Governor Malloy’s budget director, Benjamin Barnes, told the Finance Committee this week that a proposal to publicly disclose confidential tax information about many Connecticut businesses would “send the message that Connecticut is ‘closed for business.’”
In written testimony, Barnes reminded the committee that state lawmakers passed the credits, deductions and exemptions in order to promote economic development, job growth and more investment in the state.
Under HB 6560, the Department of Revenue Services would make public a list of businesses accessing state-provided deductions, credits or exemptions, along with the actual amount of tax savings and advantages realized by each company.
But making that information public would “create a disincentive for companies to conduct business in Connecticut,” said Barnes, adding that it would cause harm to businesses “simply availing themselves of tax code provisions granted by the General Assembly.”

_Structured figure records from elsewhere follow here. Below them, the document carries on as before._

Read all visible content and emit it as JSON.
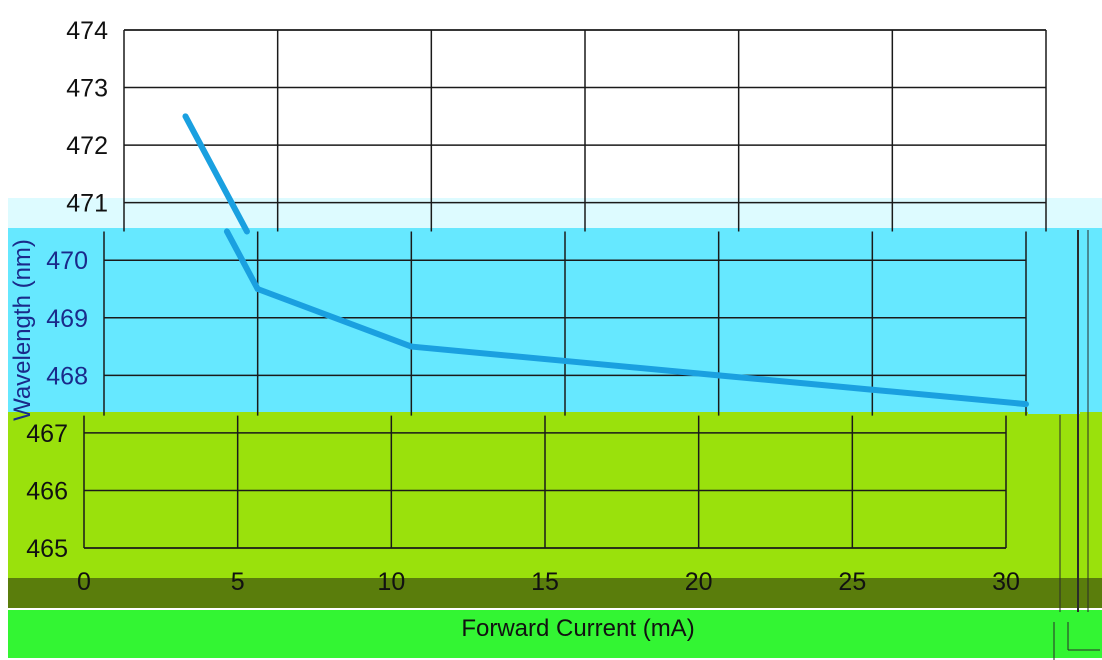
{
  "chart_data": {
    "type": "line",
    "title": "",
    "xlabel": "Forward Current (mA)",
    "ylabel": "Wavelength (nm)",
    "x_ticks": [
      "0",
      "5",
      "10",
      "15",
      "20",
      "25",
      "30"
    ],
    "y_ticks": [
      "465",
      "466",
      "467",
      "468",
      "469",
      "470",
      "471",
      "472",
      "473",
      "474"
    ],
    "xlim": [
      0,
      30
    ],
    "ylim": [
      465,
      474
    ],
    "grid": true,
    "legend": "none",
    "series": [
      {
        "x": [
          2,
          5,
          10,
          15,
          20,
          25,
          30
        ],
        "y": [
          472.5,
          469.5,
          468.5,
          468.25,
          468.0,
          467.75,
          467.5
        ]
      }
    ],
    "colors": {
      "line": "#1aa0e0",
      "grid": "#1a1a1a",
      "band_cyan": "#66e8ff",
      "band_cyan_light": "#ddfbff",
      "band_lime": "#9ae10c",
      "band_olive": "#5a7d0c",
      "band_green": "#33f533",
      "text": "#111111",
      "text_blue": "#1a2a8a"
    }
  }
}
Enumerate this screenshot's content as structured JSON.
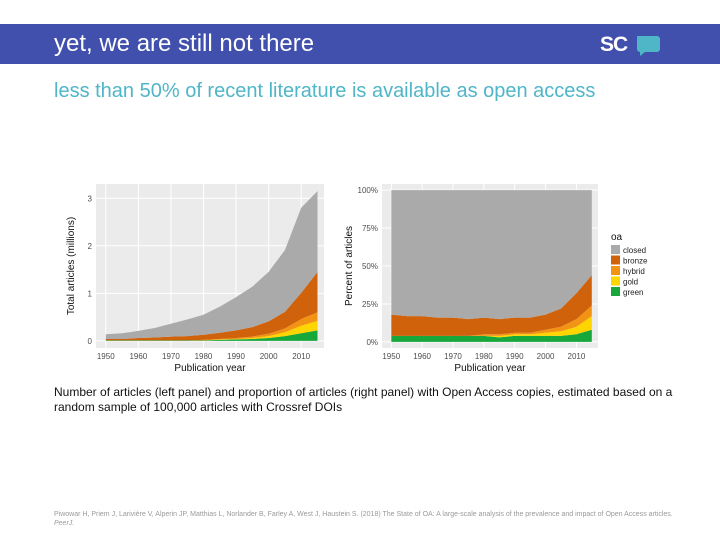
{
  "slide": {
    "title": "yet, we are still not there",
    "subtitle": "less than 50% of recent literature is available as open access",
    "logo_text": "SC",
    "caption": "Number of articles (left panel) and proportion of articles (right panel) with Open Access copies, estimated based on a random sample of 100,000 articles with Crossref DOIs",
    "citation_text": "Piwowar H, Priem J, Larivière V, Alperin JP, Matthias L, Norlander B, Farley A, West J, Haustein S. (2018) The State of OA: A large-scale analysis of the prevalence and impact of Open Access articles.",
    "citation_journal": "PeerJ."
  },
  "colors": {
    "bar": "#4150ac",
    "subtitle": "#4fb6c7",
    "closed": "#aaaaaa",
    "bronze": "#d1620c",
    "hybrid": "#f39314",
    "gold": "#ffd500",
    "green": "#18a73b"
  },
  "chart_data": [
    {
      "type": "area",
      "stacked": true,
      "xlabel": "Publication year",
      "ylabel": "Total articles (millions)",
      "xlim": [
        1947,
        2017
      ],
      "ylim": [
        -0.15,
        3.3
      ],
      "xticks": [
        1950,
        1960,
        1970,
        1980,
        1990,
        2000,
        2010
      ],
      "yticks": [
        0,
        1,
        2,
        3
      ],
      "ytick_labels": [
        "0",
        "1",
        "2",
        "3"
      ],
      "x": [
        1950,
        1955,
        1960,
        1965,
        1970,
        1975,
        1980,
        1985,
        1990,
        1995,
        2000,
        2005,
        2010,
        2015
      ],
      "series": [
        {
          "name": "green",
          "values": [
            0.01,
            0.01,
            0.01,
            0.01,
            0.01,
            0.01,
            0.01,
            0.02,
            0.03,
            0.04,
            0.06,
            0.1,
            0.16,
            0.22
          ]
        },
        {
          "name": "gold",
          "values": [
            0.0,
            0.0,
            0.0,
            0.0,
            0.0,
            0.0,
            0.0,
            0.01,
            0.01,
            0.02,
            0.04,
            0.08,
            0.16,
            0.2
          ]
        },
        {
          "name": "hybrid",
          "values": [
            0.0,
            0.0,
            0.0,
            0.0,
            0.0,
            0.0,
            0.01,
            0.01,
            0.02,
            0.03,
            0.05,
            0.08,
            0.14,
            0.18
          ]
        },
        {
          "name": "bronze",
          "values": [
            0.03,
            0.03,
            0.05,
            0.06,
            0.08,
            0.09,
            0.11,
            0.13,
            0.16,
            0.2,
            0.26,
            0.35,
            0.55,
            0.85
          ]
        },
        {
          "name": "closed",
          "values": [
            0.1,
            0.12,
            0.15,
            0.2,
            0.27,
            0.35,
            0.42,
            0.55,
            0.7,
            0.85,
            1.04,
            1.3,
            1.79,
            1.7
          ]
        }
      ]
    },
    {
      "type": "area",
      "stacked": true,
      "xlabel": "Publication year",
      "ylabel": "Percent of articles",
      "xlim": [
        1947,
        2017
      ],
      "ylim": [
        -4,
        104
      ],
      "xticks": [
        1950,
        1960,
        1970,
        1980,
        1990,
        2000,
        2010
      ],
      "yticks": [
        0,
        25,
        50,
        75,
        100
      ],
      "ytick_labels": [
        "0%",
        "25%",
        "50%",
        "75%",
        "100%"
      ],
      "legend_title": "oa",
      "legend_position": "right",
      "x": [
        1950,
        1955,
        1960,
        1965,
        1970,
        1975,
        1980,
        1985,
        1990,
        1995,
        2000,
        2005,
        2010,
        2015
      ],
      "series": [
        {
          "name": "closed",
          "values": [
            82,
            83,
            83,
            84,
            84,
            85,
            84,
            85,
            84,
            84,
            82,
            78,
            68,
            56
          ]
        },
        {
          "name": "bronze",
          "values": [
            14,
            13,
            13,
            12,
            12,
            11,
            11,
            10,
            10,
            10,
            10,
            12,
            17,
            20
          ]
        },
        {
          "name": "hybrid",
          "values": [
            0,
            0,
            0,
            0,
            0,
            0,
            1,
            1,
            1,
            1,
            2,
            3,
            5,
            7
          ]
        },
        {
          "name": "gold",
          "values": [
            0,
            0,
            0,
            0,
            0,
            0,
            0,
            1,
            1,
            1,
            2,
            3,
            5,
            9
          ]
        },
        {
          "name": "green",
          "values": [
            4,
            4,
            4,
            4,
            4,
            4,
            4,
            3,
            4,
            4,
            4,
            4,
            5,
            8
          ]
        }
      ]
    }
  ]
}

No other state requires or permits the disclosure of company-specific data if a business is using tax credits, deductions or exemptions. Connecticut and some other states do allow the disclosure of combined data that does not name specific companies. The DRS compiles and releases this aggregate data to the Office of Fiscal Analysis, which uses it for their biennial reports to the legislature.
Ron San Angelo, acting commissioner of the Department of Economic and Community Development (which administers many tax credit programs), said HB 6560 conflicts with state protections of tax returns and other proprietary information. If disclosed, that information “could be utilized by the business’ competition providing insight on the profitability and capital investments made by that business.”